第936章 玉佩碎时(2/2)
朱元璋突然低头,在她耳边轻语:“碎了好,省得总被人盯着。朕再给你雕块更好的,用和田玉。”
李萱的心跳漏了一拍。她看着地上的碎玉,突然明白母亲说的“狠”,从来不是要手上沾血,是敢砸碎不属于自己的枷锁。
马皇后被押下去时,还在嘶吼:“你不得好死!时空局不会放过你!”
李萱捡起最大的一块碎玉,塞进朱元璋手里:“留着吧,算给雄英的念想。”
他的指尖裹着她的血,捏紧碎玉时,李萱看见他喉结滚了滚:“等这事了了,朕带你去钟山看梅。”
青禾正给李萱的锁骨上药,听见这话突然笑了:“陛下上个月还说梅花开得太冷清呢!”
李萱望着窗外飘起的雪,突然觉得这碎玉的棱角,倒比完整时更像块护身符——至少从今往后,没人能再拿它做文章,没人能再用朱雄英的名字逼她低头。
她摸了摸脖子上的血痕,那里火辣辣的疼,却让她比任何时候都清醒。或许复活的意义,不是回到起点重选一次,是每一次站起来时,都比上一次更敢豁出去。

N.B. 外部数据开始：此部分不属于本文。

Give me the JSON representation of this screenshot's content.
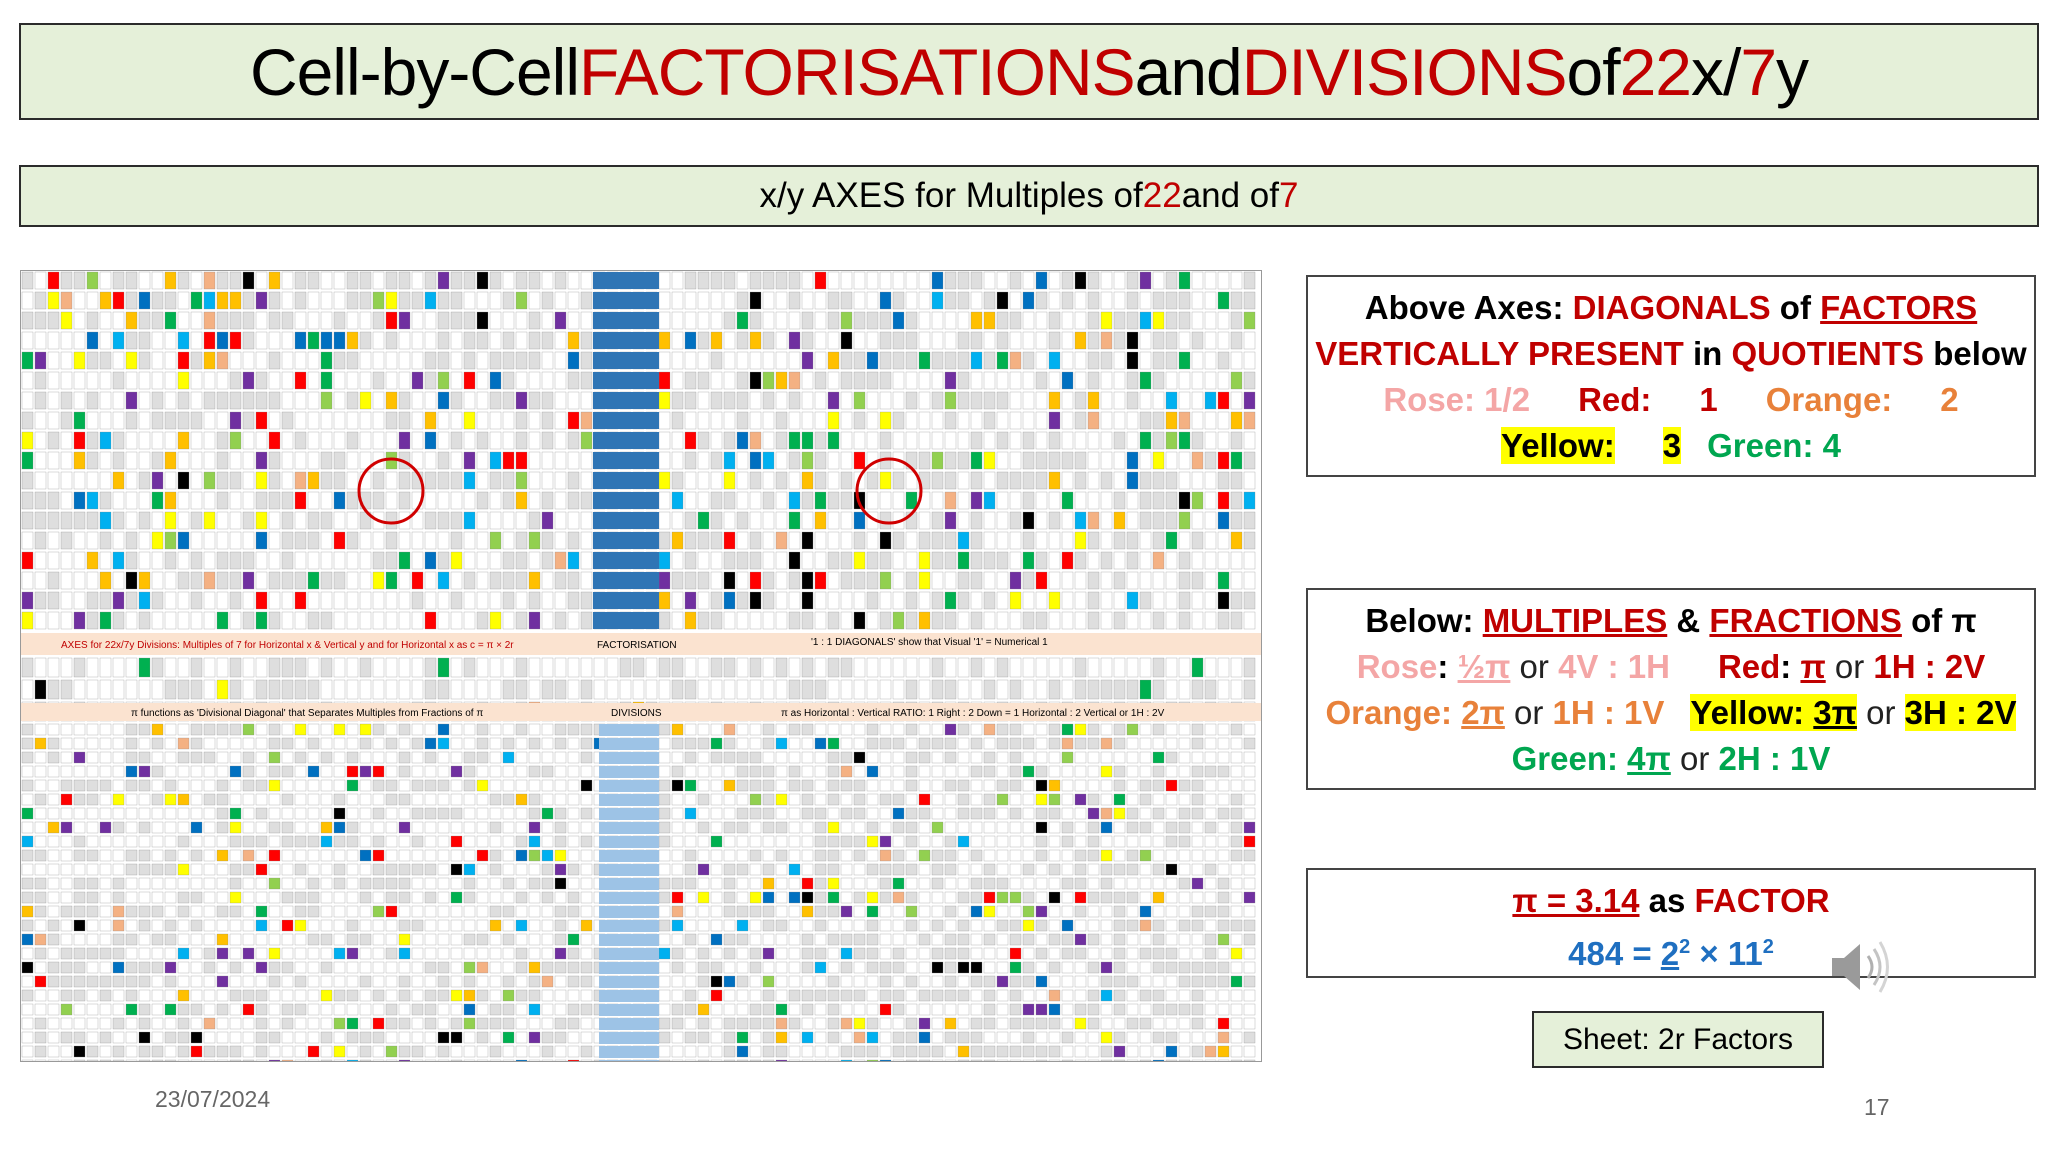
{
  "title": {
    "part1": "Cell-by-Cell ",
    "part2": "FACTORISATIONS",
    "part3": " and ",
    "part4": "DIVISIONS",
    "part5": " of ",
    "part6": "22",
    "part7": "x/",
    "part8": "7",
    "part9": "y"
  },
  "axes_banner": {
    "part1": "x/y AXES for Multiples of ",
    "part2": "22",
    "part3": " and of ",
    "part4": "7"
  },
  "box_above": {
    "l1a": "Above Axes: ",
    "l1b": "DIAGONALS",
    "l1c": " of ",
    "l1d": "FACTORS",
    "l2a": "VERTICALLY PRESENT",
    "l2b": " in ",
    "l2c": "QUOTIENTS",
    "l2d": " below",
    "l3_rose": "Rose: 1/2",
    "l3_red": "Red:",
    "l3_red_val": "1",
    "l3_orange": "Orange:",
    "l3_orange_val": "2",
    "l4_yellow": "Yellow:",
    "l4_yellow_val": "3",
    "l4_green": "Green: 4"
  },
  "box_below": {
    "l1a": "Below: ",
    "l1b": "MULTIPLES",
    "l1c": " & ",
    "l1d": "FRACTIONS",
    "l1e": " of π",
    "l2_rose": "Rose",
    "l2_rose_val": "½π",
    "l2_or1": " or ",
    "l2_rose_ratio": "4V : 1H",
    "l2_red": "Red",
    "l2_red_val": "π",
    "l2_or2": " or ",
    "l2_red_ratio": "1H : 2V",
    "l3_orange": "Orange",
    "l3_orange_val": "2π",
    "l3_or1": " or ",
    "l3_orange_ratio": "1H : 1V",
    "l3_yellow": "Yellow",
    "l3_yellow_val": "3π",
    "l3_or2": " or ",
    "l3_yellow_ratio": "3H : 2V",
    "l4_green": "Green",
    "l4_green_val": "4π",
    "l4_or": " or ",
    "l4_green_ratio": "2H : 1V"
  },
  "box_pi": {
    "l1a": "π = 3.14",
    "l1b": " as ",
    "l1c": "FACTOR",
    "l2a": "484 = ",
    "l2b": "2",
    "l2c": "2",
    "l2d": " × 11",
    "l2e": "2"
  },
  "spreadsheet": {
    "axis_row_text": "AXES for 22x/7y Divisions: Multiples of 7 for Horizontal x & Vertical y and for Horizontal x as c = π × 2r",
    "factorisation_label": "FACTORISATION",
    "diagonals_text": "'1 : 1 DIAGONALS' show that Visual '1' = Numerical 1",
    "pi_functions_text": "π functions as 'Divisional Diagonal' that Separates Multiples from Fractions of π",
    "divisions_label": "DIVISIONS",
    "ratio_text": "π as Horizontal : Vertical RATIO: 1 Right : 2 Down = 1 Horizontal : 2 Vertical or 1H : 2V"
  },
  "sheet_label": "Sheet: 2r Factors",
  "date": "23/07/2024",
  "page_number": "17",
  "colors": {
    "red": "#c00000",
    "rose": "#f4a6a6",
    "orange": "#e8813a",
    "yellow": "#ffff00",
    "green": "#00a650",
    "blue": "#1f6fc0",
    "banner_bg": "#e5f0d9"
  },
  "icons": {
    "speaker": "speaker-icon"
  }
}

朱元璋突然抓住她的手,将碎玉按在她掌心:“拿着。碎了也是念想,总好过被人当箭使。”
李萱低头看着掌心里的碎玉,雪光从窗棂钻进来,在上面映出细碎的光。她突然想起朱雄英画的双鱼图,那孩子总说:“皇祖母你看,两条鱼就算分开,尾巴也朝着同一个方向呢。”
现在碎成两半的玉,倒真像那幅画了。
“陛下,”她突然抬头,眼里闪着光,“要不要赌一把?”
朱元璋挑眉:“赌什么?”
“赌马皇后背后的时空局,今晚肯定会派人来偷碎玉。”李萱指尖碾过碎玉的棱角,“咱们守着,抓个活的。”
他看着她脖子上的血珠,突然低笑出声:“好啊。不过得加个条件——抓住了,你得陪朕喝杯梅花酒。”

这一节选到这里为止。